ABSTRACT

In the period since the 1985 change in the Soviet leadership there has been, understandably, a good deal of emphasis on Gorbachev the personality. In terms of self-projection, handling of the media, and presentation of policy departures, the new General Secretary has undoubtedly struck a new note, set a new style. The aim of the present work is to try to get beyond the stage management, to peel off the packaging, and evaluate the policy departures on their own merits. In so doing we have not lacked for formal pronouncements to serve as a starting point. With planning experiments, agricultural reorganisations and arms reduction proposals, not to mention intra-Comecon vicissitudes and ubiquitous personnel changes, our problem in the present context was rather one of selection. The principle we chose emerges directly from our title. We are interested in prospects for reform. That is why we have not devoted special chapters to, for instance, nationality relations, religion and political dissent. In terms of evaluation of likely secular trends in Soviet polity and society, those and other dimensions may be as important as any. But it is very improbable that they will be the subject of specific, major legislation or negotiation this year or next.

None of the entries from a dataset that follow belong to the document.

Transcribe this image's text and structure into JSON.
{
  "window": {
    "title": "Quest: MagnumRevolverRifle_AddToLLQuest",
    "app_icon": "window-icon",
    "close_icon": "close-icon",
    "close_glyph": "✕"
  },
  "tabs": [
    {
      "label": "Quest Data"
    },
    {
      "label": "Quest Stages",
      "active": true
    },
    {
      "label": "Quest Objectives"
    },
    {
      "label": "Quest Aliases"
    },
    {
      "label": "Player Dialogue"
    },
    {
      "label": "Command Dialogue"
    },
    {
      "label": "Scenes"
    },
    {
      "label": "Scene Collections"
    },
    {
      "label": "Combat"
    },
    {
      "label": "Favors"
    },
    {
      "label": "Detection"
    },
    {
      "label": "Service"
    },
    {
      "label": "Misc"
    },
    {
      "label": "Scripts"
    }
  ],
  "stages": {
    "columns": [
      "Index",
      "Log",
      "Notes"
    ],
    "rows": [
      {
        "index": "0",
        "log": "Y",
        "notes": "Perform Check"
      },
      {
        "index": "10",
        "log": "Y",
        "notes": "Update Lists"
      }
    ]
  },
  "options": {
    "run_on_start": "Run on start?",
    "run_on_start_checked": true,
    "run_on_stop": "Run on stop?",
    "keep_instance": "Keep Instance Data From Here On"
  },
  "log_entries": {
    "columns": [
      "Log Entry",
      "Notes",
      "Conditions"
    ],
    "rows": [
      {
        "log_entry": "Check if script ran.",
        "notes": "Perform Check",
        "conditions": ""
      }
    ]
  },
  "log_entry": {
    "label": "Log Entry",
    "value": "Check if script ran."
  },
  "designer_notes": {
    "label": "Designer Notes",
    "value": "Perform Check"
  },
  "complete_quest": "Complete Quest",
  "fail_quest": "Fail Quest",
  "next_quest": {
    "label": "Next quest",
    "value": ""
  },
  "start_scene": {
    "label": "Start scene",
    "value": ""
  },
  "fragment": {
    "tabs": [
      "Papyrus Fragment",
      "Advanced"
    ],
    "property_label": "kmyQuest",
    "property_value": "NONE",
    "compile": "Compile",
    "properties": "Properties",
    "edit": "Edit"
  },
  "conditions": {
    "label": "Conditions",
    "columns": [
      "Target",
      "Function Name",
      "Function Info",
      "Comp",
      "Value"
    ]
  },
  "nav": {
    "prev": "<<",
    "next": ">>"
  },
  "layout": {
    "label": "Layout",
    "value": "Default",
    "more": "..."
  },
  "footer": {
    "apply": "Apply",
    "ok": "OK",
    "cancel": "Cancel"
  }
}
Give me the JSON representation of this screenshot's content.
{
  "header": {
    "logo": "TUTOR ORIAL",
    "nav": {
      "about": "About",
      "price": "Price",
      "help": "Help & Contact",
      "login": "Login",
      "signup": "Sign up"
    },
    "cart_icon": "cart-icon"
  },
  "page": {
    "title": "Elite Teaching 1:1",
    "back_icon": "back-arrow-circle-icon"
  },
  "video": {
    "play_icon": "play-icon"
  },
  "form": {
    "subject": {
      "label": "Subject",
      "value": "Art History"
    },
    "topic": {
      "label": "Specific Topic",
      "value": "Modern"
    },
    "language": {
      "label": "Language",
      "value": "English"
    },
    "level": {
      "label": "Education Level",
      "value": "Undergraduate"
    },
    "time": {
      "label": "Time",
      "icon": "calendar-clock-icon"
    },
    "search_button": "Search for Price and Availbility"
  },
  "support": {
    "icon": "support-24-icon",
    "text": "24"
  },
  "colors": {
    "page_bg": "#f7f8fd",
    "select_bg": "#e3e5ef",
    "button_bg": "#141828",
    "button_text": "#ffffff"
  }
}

That is why we have concentrated on Gorbachev’s internal politics, Soviet foreign policy in all its ramifications, and economic reform. Other issues are introduced to the extent that they shed light on these, our central concerns. They are, needless to say, intertwining themes. We have tried to point up the linkages as we go along, and to pull together as many threads as possible in our Conclusion. Certainly the full pattern has not yet been revealed to us, and in the last analysis this must remain a provisional assessment. But, of course, ‘il n’y a rien qui dure que le provisoire’.